Les Quatre livres/Entretiens de Confucius/17

(attribué à)
Traduction par Séraphin Couvreur.
Imprimerie de la mission catholique (p. 259-273).
ENTRETIENS DE CONFUCIUS



CHAPITRE XVII. IANG HOUO.


1. Iang Houo désirait recevoir la visite de Confucius. Confucius n’étant pas allé le voir, Iang Houo lui envoya un jeune cochon. Confucius choisit le moment où Iang Houo n’était pas chez lui et alla à sa maison pour le saluer (et le remercier) ; il le rencontra en chemin. Iang Houo dit à Confucius : « Venez, j’ai à vous parler. » Alors il lui dit : « Celui qui tient son trésor (sa sagesse) caché dans son sein et laisse son pays dans le trouble, mérite-t-il d’être appelé bienfaisant ? » « Non, répondit Confucius. » Iang Houo reprit : « Celui qui aime à gérer les affaires publiques et laisse souvent passer les occasions de le faire mérite-t-il d’être appelé prudent ? » « Non, répondit Confucius. » Iang Houo continua : « Les jours et les mois passent ; les années ne nous attendent pas. » « Bien, répondit Confucius ; j’exercerai un emploi (quand le temps en sera venu). » Iang Houo, appelé aussi Iang Hou, était intendant de la famille Ki. Il avait jeté dans les fers Ki Houan, le chef de cette famille, et gouvernait seul en maître la principauté de Lou. (Il avait ainsi rendu à son maître ce que Ki Ou, bisaïeul de celui-ci, avait fait au prince de Lou.) Il voulait déterminer Confucius à lui faire visite ; mais Confucius n’y alla pas. Lorsqu’un grand préfet envoyait un présent à un lettré, si le lettré n’était par chez lui pour le recevoir, il devait, d’après les usager, aller à la maison du grand préfet présenter ses remerciements. Iang Houo, profitant d’un moment où Confucius n’était par chez lui, lui envoya un jeune cochon en présent, afin de l’obliger à venir le saluer et lui faire visite. Confucius, choisissant aurai le moment où Iang Houo était absent, alla à sa maison pour le remercier. Il craignait de tomber dans le piège que ce méchant homme lui avait tendu et de sembler reconnaître son pouvoir absolu ; et il voulait tenir sa première résolution, qui était de ne pas le voir. Contre son attente, il rencontra Iang Houo en chemin. Iang Houo, en critiquant la conduite de Confucius, et en l’engageant à accepter une charge sans délai, n’avait d’autre intention que d’obtenir son appui pour mettre le trouble dans le gouvernement. Confucius était tout disposé à exercer un emploi, mais non à se mettre au service de lang Houo.
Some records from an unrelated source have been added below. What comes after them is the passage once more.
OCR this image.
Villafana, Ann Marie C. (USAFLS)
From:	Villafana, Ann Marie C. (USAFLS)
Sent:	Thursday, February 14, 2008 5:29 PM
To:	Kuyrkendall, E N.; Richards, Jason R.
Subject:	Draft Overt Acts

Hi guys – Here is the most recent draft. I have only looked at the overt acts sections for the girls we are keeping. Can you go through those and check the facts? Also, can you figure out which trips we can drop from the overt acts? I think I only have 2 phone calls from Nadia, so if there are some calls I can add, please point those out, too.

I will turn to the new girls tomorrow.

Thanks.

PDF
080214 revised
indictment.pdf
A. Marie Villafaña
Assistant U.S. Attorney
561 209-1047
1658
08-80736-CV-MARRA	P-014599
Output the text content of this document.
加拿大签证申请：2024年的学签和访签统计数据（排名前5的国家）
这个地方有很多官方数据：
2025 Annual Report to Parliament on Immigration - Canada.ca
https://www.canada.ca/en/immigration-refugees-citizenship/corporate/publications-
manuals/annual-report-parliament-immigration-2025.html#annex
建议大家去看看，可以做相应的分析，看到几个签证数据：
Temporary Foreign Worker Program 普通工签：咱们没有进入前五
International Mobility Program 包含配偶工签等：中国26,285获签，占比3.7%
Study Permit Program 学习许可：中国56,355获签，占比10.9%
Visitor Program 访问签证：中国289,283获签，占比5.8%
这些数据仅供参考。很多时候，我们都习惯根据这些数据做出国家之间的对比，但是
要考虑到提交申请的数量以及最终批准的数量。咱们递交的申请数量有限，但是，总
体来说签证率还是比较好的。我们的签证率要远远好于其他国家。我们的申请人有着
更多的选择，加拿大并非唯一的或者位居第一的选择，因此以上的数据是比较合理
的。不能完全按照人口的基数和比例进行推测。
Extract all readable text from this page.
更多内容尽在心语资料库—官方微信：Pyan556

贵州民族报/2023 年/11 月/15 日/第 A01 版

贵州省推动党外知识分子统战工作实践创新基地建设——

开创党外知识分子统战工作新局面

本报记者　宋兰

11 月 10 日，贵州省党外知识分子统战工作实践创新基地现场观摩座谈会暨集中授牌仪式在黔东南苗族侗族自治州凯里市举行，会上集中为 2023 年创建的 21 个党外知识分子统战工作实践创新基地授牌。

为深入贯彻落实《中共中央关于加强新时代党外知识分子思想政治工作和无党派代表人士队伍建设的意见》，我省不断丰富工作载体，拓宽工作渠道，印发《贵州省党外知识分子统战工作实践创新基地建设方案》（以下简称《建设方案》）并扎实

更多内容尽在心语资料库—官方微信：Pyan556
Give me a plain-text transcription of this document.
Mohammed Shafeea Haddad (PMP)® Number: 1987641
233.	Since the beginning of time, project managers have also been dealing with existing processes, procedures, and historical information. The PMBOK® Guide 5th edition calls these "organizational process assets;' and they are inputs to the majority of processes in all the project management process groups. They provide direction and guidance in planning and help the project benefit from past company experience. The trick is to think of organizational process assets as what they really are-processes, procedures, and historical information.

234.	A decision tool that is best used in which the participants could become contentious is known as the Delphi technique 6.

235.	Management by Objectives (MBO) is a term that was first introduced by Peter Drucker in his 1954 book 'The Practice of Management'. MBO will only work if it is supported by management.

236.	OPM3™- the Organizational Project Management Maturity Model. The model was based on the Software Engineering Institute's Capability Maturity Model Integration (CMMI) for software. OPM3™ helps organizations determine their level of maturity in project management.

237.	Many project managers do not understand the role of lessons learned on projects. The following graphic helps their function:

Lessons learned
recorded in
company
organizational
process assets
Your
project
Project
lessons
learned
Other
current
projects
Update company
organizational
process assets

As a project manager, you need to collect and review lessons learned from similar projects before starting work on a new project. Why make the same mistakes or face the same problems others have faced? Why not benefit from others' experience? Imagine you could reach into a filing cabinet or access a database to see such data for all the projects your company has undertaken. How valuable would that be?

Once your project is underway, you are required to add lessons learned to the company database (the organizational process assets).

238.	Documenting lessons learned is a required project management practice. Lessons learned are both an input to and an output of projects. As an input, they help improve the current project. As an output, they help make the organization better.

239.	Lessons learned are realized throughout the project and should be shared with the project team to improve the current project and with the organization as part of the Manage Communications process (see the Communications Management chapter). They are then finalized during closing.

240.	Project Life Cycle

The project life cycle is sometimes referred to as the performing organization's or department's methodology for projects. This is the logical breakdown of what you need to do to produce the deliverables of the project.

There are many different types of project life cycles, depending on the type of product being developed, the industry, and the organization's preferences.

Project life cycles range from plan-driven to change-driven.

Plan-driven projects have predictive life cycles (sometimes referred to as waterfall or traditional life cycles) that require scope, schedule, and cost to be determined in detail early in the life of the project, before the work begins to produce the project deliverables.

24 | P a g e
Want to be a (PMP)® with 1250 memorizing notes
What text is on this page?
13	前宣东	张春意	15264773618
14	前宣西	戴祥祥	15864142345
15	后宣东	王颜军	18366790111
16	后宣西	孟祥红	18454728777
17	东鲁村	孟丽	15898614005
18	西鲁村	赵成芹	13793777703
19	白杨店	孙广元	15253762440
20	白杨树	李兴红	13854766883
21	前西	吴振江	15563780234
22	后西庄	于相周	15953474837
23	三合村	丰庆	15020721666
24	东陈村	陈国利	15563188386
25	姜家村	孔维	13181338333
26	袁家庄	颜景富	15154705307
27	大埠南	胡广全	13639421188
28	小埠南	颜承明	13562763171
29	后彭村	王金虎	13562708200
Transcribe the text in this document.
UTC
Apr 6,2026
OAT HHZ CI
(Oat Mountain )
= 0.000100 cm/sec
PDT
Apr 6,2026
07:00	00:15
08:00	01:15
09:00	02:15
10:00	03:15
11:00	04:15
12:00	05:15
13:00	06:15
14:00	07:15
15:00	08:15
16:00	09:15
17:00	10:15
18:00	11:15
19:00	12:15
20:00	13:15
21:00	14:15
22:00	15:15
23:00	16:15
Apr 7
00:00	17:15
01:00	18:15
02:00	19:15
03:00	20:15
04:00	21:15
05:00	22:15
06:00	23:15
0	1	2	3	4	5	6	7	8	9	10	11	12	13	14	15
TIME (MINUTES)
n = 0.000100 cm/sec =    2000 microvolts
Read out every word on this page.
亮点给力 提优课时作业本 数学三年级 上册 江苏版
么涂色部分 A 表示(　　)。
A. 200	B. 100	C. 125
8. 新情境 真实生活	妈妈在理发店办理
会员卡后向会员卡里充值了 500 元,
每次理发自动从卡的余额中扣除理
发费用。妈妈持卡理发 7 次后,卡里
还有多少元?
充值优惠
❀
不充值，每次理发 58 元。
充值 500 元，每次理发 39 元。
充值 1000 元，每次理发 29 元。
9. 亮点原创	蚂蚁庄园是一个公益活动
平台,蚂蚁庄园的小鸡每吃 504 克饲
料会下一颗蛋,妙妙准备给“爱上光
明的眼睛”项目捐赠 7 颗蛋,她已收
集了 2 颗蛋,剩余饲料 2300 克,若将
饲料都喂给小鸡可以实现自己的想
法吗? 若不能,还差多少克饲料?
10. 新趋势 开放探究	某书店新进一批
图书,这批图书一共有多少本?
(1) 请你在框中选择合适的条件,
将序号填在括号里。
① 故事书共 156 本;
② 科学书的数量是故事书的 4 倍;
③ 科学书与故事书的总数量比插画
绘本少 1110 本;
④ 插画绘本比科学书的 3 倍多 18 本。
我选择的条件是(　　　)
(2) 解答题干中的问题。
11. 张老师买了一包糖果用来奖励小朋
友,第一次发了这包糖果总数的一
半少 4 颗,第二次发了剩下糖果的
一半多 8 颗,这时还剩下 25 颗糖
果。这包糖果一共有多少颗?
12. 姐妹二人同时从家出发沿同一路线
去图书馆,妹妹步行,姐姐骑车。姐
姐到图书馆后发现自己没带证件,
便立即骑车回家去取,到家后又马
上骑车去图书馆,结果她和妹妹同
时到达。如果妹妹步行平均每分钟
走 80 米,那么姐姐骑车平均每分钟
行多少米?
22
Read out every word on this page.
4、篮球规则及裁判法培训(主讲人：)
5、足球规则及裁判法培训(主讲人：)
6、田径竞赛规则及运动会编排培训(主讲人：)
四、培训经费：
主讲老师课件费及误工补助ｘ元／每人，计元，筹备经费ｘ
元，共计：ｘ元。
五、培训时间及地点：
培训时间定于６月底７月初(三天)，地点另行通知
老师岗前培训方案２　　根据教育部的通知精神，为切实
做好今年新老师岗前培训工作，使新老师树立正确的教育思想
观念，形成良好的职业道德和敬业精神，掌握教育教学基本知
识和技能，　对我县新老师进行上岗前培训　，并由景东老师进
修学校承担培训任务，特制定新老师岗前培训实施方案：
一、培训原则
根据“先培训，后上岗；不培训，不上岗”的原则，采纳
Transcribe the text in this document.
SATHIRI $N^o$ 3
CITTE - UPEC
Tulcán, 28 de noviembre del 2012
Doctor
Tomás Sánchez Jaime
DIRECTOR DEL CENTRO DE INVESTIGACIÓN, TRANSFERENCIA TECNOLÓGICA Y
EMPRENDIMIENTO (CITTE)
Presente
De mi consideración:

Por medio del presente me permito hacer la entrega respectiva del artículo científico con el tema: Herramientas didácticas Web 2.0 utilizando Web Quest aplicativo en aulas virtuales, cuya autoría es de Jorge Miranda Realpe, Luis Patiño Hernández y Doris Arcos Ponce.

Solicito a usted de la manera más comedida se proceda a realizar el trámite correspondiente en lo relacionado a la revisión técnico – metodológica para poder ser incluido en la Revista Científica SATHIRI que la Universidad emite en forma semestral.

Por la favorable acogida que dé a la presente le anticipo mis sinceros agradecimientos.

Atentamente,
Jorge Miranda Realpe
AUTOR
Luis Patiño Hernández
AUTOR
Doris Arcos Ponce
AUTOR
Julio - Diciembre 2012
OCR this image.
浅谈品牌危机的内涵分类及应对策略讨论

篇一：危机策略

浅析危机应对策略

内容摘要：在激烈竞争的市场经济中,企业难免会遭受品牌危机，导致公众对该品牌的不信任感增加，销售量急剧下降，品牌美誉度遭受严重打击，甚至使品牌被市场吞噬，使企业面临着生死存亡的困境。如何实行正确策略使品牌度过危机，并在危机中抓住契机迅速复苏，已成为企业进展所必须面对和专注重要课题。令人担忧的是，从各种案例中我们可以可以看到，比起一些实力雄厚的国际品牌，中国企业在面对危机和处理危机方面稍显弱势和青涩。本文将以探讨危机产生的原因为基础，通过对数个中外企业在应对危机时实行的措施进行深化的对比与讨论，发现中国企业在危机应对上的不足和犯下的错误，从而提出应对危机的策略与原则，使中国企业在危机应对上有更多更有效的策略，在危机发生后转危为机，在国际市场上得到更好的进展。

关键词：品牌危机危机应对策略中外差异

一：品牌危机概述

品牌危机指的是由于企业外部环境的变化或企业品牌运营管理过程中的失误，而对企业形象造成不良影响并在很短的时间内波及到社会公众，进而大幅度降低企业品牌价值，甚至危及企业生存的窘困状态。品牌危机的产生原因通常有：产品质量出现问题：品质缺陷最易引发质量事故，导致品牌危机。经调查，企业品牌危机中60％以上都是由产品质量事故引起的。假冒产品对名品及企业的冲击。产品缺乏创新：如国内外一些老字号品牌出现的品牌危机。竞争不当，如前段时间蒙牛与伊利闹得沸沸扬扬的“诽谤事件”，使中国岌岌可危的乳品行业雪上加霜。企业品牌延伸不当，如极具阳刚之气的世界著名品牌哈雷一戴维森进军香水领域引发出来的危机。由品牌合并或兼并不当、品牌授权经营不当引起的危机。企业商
2. Le Maître dit : « Les hommes sont tous semblables par leur nature (par leur constitution physique et leurs facultés naturelles) ; ils différent par les habitudes qu’ils contractent. »

3. Le Maître dit : « Il n’y a que deux classes d’hommes qui ne changent jamais de conduite : les plus sages (qui sont toujours parfaits), et les plus insensés (qui ne veulent ni s’instruire ni se corriger). »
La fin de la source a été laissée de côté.